SPEED CONTROL OF PERMANENT MAGNET SYNCHRONOUS MOTOR USING AN ARTIFICIAL INTELLIGENCE CONTROLLER
Keywords:
Permanent Magnet Synchronous Motor, Artificial Intelligence Controller, Speed Control, Neural Network, Fuzzy Logic, Field Oriented ControlAbstract
Permanent Magnet Synchronous Motors (PMSMs) are widely adopted in high-performance industrial
drives, electric vehicles, robotics, and renewable energy systems due to their high efficiency, compact
size, and superior torque density. However, achieving precise and robust speed control of PMSMs
remains a challenging task because of nonlinear dynamics, parameter variations, load disturbances, and
uncertainties in operating conditions. Conventional proportional–integral (PI) controllers, although simple
and widely used, exhibit limited performance under such nonlinear and time-varying conditions.
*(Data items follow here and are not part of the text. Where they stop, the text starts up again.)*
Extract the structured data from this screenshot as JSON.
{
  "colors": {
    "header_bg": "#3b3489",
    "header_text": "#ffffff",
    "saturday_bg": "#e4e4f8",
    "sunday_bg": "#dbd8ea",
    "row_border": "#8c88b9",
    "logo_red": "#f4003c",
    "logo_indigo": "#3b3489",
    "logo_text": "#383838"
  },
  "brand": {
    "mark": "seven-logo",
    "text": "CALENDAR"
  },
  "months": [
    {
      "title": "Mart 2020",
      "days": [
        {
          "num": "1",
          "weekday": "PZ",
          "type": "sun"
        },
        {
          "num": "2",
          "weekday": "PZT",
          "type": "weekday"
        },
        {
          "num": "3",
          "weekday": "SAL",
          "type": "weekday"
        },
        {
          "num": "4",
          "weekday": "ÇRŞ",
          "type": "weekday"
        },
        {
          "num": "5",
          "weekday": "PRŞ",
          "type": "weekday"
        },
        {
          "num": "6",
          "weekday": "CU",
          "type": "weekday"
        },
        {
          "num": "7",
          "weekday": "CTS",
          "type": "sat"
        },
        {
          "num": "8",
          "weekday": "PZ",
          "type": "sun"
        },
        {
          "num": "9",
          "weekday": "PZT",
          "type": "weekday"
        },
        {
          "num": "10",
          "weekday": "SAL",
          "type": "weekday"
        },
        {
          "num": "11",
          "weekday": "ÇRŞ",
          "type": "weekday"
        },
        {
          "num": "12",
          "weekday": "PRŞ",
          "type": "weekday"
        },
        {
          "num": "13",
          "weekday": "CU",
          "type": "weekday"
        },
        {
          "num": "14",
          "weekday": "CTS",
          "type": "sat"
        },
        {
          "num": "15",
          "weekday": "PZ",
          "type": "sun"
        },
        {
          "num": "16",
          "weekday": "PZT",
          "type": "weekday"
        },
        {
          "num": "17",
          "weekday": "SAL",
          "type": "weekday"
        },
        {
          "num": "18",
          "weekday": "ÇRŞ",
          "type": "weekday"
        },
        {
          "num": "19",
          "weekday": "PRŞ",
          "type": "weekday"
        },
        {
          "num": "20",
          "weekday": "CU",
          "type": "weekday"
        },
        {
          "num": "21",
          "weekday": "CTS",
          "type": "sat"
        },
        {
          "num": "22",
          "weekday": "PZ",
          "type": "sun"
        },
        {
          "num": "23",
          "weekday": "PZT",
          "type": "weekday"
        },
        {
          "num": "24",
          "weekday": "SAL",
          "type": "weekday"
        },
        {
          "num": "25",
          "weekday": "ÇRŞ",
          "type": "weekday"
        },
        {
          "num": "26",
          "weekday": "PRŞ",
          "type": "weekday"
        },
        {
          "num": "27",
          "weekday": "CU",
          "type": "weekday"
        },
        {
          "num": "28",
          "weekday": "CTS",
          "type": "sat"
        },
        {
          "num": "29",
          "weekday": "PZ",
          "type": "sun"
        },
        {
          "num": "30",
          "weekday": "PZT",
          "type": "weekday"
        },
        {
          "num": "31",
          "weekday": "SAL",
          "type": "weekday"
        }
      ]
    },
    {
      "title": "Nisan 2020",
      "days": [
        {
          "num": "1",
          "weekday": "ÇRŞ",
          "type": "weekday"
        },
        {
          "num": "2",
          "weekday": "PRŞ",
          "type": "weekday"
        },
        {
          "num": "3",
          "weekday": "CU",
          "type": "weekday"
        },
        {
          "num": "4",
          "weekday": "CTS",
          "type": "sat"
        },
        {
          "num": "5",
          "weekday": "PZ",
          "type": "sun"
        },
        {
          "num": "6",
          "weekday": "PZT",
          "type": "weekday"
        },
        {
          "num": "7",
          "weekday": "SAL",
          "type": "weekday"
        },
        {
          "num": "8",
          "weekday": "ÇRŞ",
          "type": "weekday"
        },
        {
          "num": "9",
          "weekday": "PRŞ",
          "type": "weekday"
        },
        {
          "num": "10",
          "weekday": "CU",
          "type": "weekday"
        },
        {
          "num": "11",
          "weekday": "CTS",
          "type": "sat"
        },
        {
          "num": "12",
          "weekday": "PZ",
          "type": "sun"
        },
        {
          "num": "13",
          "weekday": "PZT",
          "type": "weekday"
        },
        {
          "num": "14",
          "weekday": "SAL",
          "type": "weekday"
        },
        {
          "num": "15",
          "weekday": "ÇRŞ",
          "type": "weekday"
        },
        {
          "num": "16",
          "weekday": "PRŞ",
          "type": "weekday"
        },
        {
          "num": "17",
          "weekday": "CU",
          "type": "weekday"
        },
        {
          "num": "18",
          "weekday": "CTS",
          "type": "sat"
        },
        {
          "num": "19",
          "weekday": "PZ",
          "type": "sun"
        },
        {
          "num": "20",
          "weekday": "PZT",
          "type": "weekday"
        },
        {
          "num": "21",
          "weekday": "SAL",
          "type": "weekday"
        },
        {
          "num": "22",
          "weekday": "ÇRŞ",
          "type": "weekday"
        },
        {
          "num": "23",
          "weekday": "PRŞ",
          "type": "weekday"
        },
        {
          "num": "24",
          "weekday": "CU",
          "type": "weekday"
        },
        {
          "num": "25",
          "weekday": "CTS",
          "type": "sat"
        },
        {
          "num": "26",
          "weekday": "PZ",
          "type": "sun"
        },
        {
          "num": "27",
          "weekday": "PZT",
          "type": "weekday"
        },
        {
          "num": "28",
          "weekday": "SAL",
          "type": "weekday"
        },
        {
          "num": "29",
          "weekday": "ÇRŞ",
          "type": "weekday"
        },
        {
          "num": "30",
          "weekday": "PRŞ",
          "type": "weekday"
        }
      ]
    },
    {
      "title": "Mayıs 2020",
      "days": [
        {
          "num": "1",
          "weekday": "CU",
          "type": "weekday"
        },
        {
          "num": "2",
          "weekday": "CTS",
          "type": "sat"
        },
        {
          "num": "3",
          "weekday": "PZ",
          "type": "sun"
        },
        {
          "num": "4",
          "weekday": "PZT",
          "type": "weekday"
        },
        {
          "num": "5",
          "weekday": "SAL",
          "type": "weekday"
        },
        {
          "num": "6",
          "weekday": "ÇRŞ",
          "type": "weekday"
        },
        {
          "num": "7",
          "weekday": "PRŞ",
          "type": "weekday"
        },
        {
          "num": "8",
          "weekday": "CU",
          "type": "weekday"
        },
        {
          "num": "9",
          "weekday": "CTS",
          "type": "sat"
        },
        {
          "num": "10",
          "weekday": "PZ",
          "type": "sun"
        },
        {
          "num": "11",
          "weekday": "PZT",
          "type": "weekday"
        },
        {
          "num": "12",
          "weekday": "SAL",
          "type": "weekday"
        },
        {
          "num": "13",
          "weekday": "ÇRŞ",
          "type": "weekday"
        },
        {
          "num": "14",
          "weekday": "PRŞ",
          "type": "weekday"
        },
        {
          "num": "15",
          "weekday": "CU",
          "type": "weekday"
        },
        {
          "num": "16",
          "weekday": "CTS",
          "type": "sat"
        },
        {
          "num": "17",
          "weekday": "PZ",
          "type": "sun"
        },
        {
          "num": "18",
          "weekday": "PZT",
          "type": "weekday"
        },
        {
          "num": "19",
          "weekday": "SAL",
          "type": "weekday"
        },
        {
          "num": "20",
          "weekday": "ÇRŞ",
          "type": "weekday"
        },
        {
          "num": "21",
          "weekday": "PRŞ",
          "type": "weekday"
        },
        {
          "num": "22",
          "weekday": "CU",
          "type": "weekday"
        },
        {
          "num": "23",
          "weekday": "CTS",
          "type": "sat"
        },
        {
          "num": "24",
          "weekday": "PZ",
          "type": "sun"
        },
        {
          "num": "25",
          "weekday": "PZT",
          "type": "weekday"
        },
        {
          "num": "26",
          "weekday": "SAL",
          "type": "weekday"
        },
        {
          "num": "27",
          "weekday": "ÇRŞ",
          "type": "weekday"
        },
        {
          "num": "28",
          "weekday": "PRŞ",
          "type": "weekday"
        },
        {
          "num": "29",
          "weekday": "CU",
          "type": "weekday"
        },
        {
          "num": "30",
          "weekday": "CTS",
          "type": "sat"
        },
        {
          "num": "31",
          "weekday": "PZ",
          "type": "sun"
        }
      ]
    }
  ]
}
In recent
years, Artificial Intelligence (AI)–based control techniques have emerged as powerful alternatives capable
of learning system behavior, adapting to uncertainties, and improving dynamic performance. This paper
presents a comprehensive study on speed control of a PMSM using an AI controller, with emphasis on
intelligent techniques such as Artificial Neural Networks (ANN), Fuzzy Logic Control (FLC), and hybrid
neuro-fuzzy approaches. The mathematical modeling of PMSM in the d–q reference frame is discussed,
followed by the design methodology of the AI-based speed controller integrated with field-oriented
control. Performance evaluation is carried out in terms of rise time, settling time, steady-state error,
torque ripple, and robustness against load disturbances. Comparative analysis with conventional PI
control demonstrates the superiority of AI controllers in achieving faster dynamic response, reduced
overshoot, and improved stability. The results highlight the suitability of AI-based speed control
strategies for next-generation high-performance PMSM drive applications.